Arne Jungjohann: The Energiewende will continue under the next government. Germany's political system, its cooperative federalism and the strong role of civil servants ensures a long line of continuity beyond legislative terms. What is in question is the Energiewende's ambition under the new coalition. It really depends on which of the small parties join a coalition: the pro-business FDP stands for a roll-back by putting the brakes on renewables, keeping coal mines open and lowering the country's climate ambitions. The Greens on the other side could serve as an accelerating force, throwing their political capital in full throttle behind a fast transition to renewables. They would have no other choice, as their base and voters measure the Greens' success in the party's core field of competence, environment and climate.

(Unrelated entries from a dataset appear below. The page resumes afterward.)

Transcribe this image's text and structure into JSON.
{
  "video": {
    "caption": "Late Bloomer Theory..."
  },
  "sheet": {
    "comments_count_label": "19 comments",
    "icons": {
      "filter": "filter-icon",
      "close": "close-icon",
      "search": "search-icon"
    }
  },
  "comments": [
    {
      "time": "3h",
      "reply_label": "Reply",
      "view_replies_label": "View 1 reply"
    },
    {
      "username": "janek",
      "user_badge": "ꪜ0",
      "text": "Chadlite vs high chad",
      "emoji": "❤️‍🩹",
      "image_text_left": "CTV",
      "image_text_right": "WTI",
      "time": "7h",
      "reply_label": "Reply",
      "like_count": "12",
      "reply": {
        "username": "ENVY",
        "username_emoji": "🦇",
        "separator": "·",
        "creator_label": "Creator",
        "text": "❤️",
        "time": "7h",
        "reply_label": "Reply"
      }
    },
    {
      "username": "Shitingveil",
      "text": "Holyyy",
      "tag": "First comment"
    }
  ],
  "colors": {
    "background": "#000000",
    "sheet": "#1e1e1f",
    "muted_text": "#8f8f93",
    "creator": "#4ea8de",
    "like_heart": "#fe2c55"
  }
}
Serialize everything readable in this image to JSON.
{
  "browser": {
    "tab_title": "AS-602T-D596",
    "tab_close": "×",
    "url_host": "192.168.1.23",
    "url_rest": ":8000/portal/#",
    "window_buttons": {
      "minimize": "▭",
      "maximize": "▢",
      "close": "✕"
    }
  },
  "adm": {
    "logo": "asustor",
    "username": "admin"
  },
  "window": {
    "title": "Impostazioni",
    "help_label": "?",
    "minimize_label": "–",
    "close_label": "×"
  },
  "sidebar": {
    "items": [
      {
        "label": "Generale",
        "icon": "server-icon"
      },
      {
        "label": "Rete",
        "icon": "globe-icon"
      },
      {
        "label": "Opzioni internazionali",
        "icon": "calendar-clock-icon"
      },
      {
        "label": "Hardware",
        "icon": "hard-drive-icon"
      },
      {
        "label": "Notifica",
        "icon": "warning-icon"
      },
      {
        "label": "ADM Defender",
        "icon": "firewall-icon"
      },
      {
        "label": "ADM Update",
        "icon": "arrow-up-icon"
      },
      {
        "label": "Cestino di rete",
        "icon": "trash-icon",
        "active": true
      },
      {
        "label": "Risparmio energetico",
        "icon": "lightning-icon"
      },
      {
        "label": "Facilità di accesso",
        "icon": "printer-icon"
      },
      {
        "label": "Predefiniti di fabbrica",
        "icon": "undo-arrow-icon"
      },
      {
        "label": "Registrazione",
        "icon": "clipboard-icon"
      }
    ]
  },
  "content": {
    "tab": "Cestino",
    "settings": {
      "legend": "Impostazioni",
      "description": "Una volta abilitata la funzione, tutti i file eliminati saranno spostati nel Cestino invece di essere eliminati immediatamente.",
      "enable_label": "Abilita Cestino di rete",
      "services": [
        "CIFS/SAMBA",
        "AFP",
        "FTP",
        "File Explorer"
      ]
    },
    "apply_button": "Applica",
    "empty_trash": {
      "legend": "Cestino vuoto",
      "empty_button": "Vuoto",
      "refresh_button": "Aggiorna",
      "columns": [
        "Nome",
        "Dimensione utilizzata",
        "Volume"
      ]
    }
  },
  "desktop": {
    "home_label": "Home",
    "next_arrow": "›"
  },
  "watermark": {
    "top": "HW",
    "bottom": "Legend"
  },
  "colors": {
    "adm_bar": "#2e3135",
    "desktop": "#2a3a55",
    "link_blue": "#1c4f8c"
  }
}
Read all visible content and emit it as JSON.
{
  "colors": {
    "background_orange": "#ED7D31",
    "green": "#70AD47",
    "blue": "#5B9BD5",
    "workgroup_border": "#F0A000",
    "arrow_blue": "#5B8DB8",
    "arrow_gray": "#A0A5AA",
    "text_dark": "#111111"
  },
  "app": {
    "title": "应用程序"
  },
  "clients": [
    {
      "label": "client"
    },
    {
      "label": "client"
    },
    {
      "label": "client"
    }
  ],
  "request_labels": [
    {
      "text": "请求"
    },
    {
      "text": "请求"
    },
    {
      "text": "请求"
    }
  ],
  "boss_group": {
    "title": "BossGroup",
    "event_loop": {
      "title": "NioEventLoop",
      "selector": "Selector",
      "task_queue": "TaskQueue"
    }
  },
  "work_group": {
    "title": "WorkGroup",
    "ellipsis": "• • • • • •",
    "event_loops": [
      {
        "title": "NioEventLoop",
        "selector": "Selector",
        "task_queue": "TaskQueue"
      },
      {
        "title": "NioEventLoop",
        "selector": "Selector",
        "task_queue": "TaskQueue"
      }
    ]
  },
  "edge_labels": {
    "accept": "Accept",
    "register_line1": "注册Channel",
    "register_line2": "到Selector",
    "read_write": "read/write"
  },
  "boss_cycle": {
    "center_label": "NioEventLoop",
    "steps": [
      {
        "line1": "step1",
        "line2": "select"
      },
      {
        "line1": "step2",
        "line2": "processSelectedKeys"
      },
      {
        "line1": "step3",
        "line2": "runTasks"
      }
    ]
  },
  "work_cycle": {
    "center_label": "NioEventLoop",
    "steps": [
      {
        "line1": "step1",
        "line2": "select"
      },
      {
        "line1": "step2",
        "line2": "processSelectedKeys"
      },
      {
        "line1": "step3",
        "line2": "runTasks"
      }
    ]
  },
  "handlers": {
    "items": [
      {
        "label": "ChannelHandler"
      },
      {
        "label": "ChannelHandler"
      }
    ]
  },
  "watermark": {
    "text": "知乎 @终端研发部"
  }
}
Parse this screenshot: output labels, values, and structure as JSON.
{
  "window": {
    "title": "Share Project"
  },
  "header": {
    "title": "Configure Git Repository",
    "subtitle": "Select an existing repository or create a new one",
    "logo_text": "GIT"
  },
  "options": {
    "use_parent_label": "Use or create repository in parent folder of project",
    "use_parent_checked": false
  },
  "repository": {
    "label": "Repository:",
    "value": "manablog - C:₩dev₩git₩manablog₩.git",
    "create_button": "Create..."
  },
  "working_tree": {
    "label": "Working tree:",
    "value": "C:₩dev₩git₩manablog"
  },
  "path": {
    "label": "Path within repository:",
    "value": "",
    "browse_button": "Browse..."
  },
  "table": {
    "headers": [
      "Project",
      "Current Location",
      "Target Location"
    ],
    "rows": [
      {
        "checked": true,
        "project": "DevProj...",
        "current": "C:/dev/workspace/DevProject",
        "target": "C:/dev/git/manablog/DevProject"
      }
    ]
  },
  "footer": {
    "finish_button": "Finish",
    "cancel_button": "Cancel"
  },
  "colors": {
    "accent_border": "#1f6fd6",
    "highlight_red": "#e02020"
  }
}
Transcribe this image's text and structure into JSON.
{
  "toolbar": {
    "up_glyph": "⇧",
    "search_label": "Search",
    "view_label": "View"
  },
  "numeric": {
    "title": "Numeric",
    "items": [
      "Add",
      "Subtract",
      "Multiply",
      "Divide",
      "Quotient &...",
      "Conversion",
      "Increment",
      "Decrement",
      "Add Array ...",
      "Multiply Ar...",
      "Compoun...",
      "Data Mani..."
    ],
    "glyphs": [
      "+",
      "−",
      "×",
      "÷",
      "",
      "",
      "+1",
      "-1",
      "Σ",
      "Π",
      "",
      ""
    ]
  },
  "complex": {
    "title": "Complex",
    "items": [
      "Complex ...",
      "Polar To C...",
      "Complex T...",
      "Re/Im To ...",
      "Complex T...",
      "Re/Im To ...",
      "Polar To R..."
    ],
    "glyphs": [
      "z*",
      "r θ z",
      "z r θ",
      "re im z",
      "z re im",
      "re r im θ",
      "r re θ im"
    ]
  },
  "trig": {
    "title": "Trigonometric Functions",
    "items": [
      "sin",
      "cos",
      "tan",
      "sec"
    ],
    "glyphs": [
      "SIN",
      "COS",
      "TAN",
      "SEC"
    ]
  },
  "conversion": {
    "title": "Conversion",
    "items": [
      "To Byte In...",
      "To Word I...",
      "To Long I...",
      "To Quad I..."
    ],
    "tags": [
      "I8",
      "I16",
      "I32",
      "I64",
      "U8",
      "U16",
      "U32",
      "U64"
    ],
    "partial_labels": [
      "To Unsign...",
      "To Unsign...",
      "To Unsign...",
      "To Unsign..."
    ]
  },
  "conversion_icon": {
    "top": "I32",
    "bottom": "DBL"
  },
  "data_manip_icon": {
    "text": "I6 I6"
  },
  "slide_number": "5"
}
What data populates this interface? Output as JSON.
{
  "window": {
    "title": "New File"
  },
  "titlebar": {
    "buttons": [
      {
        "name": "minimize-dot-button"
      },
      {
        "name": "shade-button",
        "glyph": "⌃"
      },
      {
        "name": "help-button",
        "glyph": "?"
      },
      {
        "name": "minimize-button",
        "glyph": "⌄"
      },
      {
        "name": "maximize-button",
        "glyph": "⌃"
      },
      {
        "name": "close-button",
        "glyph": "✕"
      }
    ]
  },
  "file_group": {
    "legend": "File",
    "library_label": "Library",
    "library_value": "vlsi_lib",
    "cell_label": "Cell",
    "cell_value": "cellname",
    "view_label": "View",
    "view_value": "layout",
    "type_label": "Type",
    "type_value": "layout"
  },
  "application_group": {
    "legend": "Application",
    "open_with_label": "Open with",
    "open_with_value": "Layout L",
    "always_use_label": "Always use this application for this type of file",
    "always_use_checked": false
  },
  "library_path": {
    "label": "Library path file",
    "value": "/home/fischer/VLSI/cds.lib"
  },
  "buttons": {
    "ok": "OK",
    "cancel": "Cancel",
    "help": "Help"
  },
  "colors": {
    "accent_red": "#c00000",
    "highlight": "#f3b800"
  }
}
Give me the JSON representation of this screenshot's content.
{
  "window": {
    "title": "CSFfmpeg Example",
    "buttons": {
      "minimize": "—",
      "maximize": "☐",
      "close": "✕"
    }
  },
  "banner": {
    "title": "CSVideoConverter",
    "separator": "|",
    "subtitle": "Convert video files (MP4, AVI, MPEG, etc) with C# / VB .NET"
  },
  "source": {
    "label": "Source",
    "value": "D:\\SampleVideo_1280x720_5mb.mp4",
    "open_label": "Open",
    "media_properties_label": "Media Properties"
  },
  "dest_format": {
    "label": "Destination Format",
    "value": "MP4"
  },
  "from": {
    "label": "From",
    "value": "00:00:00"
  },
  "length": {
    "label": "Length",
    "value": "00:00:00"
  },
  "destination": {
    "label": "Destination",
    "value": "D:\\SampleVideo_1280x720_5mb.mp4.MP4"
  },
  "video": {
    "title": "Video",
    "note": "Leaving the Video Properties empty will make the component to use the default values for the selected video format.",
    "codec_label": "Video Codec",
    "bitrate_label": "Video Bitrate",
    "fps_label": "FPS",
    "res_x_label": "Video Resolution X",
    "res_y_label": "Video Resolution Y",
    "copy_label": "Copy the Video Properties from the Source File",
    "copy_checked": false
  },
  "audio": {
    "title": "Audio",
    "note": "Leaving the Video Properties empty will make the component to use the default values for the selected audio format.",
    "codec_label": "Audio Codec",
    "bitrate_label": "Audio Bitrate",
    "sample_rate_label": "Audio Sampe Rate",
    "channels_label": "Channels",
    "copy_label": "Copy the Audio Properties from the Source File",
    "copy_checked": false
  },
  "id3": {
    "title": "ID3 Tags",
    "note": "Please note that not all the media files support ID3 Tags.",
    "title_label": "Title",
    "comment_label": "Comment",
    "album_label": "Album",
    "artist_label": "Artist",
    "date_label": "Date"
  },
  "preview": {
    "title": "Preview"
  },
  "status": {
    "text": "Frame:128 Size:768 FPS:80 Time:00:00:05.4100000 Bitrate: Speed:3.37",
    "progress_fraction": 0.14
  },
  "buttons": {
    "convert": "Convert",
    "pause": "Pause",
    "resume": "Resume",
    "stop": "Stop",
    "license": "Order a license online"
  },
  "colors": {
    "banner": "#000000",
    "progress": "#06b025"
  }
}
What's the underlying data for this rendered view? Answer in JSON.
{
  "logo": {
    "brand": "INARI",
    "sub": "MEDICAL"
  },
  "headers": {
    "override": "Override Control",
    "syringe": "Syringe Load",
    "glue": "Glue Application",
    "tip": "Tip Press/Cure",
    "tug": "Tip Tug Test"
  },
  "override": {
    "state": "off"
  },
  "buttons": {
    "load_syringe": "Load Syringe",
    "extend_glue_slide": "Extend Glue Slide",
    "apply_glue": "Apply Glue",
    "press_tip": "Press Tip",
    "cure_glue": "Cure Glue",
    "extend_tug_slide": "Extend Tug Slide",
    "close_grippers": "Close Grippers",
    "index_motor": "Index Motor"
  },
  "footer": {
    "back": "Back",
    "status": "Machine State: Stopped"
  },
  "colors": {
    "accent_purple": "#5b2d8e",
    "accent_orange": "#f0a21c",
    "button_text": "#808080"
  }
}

CLEW: There was a lot of sabre-rattling by German parties and several red lines were defined and government coalition possibilities questioned. What does this mean for the negotiations after the election? What can international readers expect directly after 24 September?
AJ: Both the FDP [the economic liberal Free Democrats] and CSU [Bavarian sister party of Chancellor Angela Merkel's CDU] have started balking at joining a government with the Greens. This serves the tactical purpose of mobilizing supporters for a center-right coalition. It means narrowing down voters' choice to two options: another grand coalition of the CDU and Social Democrats (SPD) - which big parts of the electorate are tired of - and a 'black-yellow' coalition of CDU/CSU and FDP. It is basically a call to arms for centre-right voters who are tired of the grand coalition and a way to demobilize supporters of the Greens, because their party would be excluded from a coalition no matter what. The Greens' response just days before the election? Putting more distance between themselves and the FDP to highlight the election will come down to a choice of which party will govern with Angela Merkel. It's a way to mobilize voters form the centre left who reject the idea of black-yellow coalition. But I don't see these tactical manoeuvres as a serious red line. If CDU-FDP or CDU-Greens fail to win a majority, both a grand coalition and a CDU-FDP-Greens coalition are on the table. In this case international observers should pay attention to which of the small parties gets the better result. The difference might be tiny, the ranking is what matters to start from a strong position.
CLEW: Are there real red lines?
AJ: The unfolding of a Jamaica Coalition of CDU/CSU, FDP and Greens would be most fascinating to watch. Its political dynamics would be highly complex, given the parties’ controversial positions on a variety of issues, including the Energiewende. Each of the parties have no-gos. But if the leadership really aims to build a new coalition, red lines won't be crossed. It's clear that the Greens can't enter a government without some kind of agreement on a coal phase-out. It's clear that the FDP can only sign a coalition treaty that claims to reduce burden for industry and keep costs under control. Each partner would have to deliver to their bases. My guess: In comparison to other coalition options, Jamaica seems to be the most ambitious coalition option in play to move the Energiewende forward.